鈴木氏が残された多くの足跡を無駄にせず、これからも漢方製剤・生薬製剤および生薬のさらなる普及と定着に向け、引き続き日漢協の活動を行ってまいる所存であります。鈴木氏の日漢協に対するご尽力に改めて敬意を表し、謹んでご冥福をお祈り申し上げます。



日本漢方生薬製剤協会 元会長
三谷 康人

鈴木五郎氏の訃報に接し、驚きと共に業界として大事な人を亡くしたと本当に残念な思いで一杯です。

業界を去ってからは毎年の新年会、総会の後のパーティーは私にとりましては、懐かしい人に会える楽しみの一時でした。特に何時も笑顔で迎えて下さった鈴木さんです。その鈴木さんとこれからは会えないと思うと淋しい限りです。
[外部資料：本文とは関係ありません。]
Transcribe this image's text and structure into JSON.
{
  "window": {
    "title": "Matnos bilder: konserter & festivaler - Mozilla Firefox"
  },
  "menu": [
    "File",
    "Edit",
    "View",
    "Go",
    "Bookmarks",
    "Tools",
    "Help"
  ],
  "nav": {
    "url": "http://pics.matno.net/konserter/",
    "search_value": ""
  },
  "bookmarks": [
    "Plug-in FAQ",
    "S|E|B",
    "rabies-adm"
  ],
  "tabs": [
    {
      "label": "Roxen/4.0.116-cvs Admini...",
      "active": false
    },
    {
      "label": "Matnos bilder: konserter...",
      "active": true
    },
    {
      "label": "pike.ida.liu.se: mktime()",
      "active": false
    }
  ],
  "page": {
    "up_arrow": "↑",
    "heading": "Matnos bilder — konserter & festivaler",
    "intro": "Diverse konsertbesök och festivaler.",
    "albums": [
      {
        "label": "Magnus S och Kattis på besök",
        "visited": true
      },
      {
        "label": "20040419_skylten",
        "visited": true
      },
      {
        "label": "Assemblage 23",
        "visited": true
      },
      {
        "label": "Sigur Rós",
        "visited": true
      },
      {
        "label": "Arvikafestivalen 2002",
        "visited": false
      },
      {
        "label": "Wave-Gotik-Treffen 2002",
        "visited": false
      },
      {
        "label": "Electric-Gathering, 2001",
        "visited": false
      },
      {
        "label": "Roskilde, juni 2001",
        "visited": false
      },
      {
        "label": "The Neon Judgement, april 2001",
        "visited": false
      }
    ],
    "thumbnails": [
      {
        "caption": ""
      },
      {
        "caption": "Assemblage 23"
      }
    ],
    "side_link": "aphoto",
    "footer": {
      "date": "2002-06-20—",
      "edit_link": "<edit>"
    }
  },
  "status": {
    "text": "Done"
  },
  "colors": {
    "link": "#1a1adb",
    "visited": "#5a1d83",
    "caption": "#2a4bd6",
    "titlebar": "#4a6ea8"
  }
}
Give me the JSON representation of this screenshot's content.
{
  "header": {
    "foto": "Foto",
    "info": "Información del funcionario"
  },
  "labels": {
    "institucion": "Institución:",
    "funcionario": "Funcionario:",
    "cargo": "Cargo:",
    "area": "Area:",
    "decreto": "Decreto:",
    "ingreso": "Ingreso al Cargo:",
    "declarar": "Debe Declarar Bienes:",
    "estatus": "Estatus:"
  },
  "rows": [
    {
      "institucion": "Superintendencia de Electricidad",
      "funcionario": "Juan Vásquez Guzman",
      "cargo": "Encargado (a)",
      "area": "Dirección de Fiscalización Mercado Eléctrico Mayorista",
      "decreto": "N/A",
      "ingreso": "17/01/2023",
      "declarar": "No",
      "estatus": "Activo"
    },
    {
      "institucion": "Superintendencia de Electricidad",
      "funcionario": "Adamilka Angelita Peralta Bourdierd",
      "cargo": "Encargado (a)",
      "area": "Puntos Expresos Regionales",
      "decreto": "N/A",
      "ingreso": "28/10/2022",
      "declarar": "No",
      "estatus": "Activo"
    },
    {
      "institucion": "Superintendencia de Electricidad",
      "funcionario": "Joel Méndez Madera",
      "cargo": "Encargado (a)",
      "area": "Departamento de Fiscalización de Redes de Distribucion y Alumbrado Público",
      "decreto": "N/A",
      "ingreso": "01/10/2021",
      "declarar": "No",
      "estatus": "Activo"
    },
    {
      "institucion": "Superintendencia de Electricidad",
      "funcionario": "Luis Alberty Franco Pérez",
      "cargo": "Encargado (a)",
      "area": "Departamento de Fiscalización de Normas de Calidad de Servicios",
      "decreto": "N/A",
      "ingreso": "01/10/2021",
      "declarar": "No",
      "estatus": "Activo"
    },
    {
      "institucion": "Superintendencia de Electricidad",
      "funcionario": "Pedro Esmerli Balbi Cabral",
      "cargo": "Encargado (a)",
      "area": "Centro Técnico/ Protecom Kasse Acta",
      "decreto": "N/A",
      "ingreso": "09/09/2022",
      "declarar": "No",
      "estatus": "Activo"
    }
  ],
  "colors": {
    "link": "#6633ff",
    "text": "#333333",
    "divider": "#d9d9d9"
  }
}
鈴木さんは日漢協の歴史の中で共に力を合わせて歩んで来た本当に素晴しい仲間でした。振り返ってみますと、最初の頃、東西に分かれて対立していた2つの協会を一緒に説得して現在の一本化にこぎつけ、関係先と強くPR交渉出来る協会になったことです。

次に業界を危機に巻き込んだ漢方薬再評価問題の時です。業界内に対立が起こり、収拾がつかなくなりかけました。この時も鈴木さんは絶えず公正中立の立場を保ち、その和合に尽力して下さいました。
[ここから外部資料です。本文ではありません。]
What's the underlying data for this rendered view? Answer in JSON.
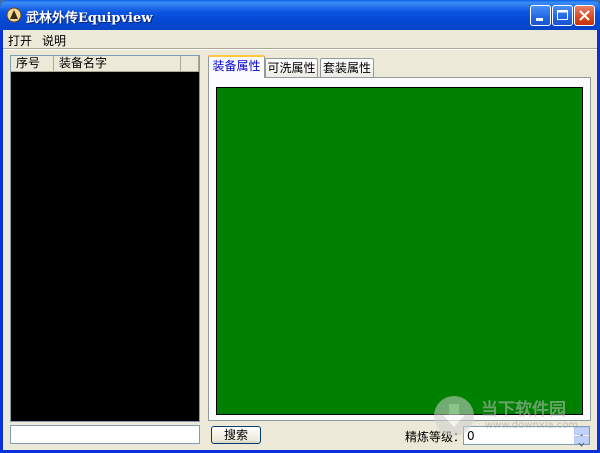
{
  "window": {
    "title": "武林外传Equipview",
    "colors": {
      "titlebar": "#0548d3",
      "panel": "#008000",
      "list_bg": "#000000",
      "close_btn": "#d9471f"
    },
    "icons": [
      "app-icon",
      "minimize-icon",
      "maximize-icon",
      "close-icon"
    ]
  },
  "menu": {
    "items": [
      "打开",
      "说明"
    ]
  },
  "list": {
    "columns": [
      "序号",
      "装备名字"
    ]
  },
  "tabs": [
    "装备属性",
    "可洗属性",
    "套装属性"
  ],
  "controls": {
    "search_button": "搜索",
    "refine_label": "精炼等级：",
    "refine_value": "0"
  },
  "watermark": {
    "name": "当下软件园",
    "url": "www.downxia.com"
  }
}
次は昭和通りに面していた非常に古い傾きかけの事務所から移転するかどうかの時です。その為に資金がかかり難しい事態になりました。その時も決断の後押しをして、支えてくださったのは鈴木さんでした。そして今の広くて明るい事務所に移転する事が出来ました。然し最大の難関は小柴胡湯の副作用問題が発生した時でした。朝日新聞ではトップ記事となり協会が危機に瀕しました。外部への対応を急ぐあまり協会員各社への連絡に齟齬をきたし大変な迷惑をかけ、混乱分裂の危機に遭遇しました。この時も鈴木さんの冷静なサポートで分裂の危機をプラスに変えて一層強い団結の協会へと導いて頂きました。

以上の様に協会の困難な時に、鈴木さんはいつも冷静に広い視野から公正な判断をして下さいました。

今日の協会を築いて来て下さった鈴木さんに、心からの御礼と哀悼の意を表します。

鈴木五郎さん、本当に有り難うございました。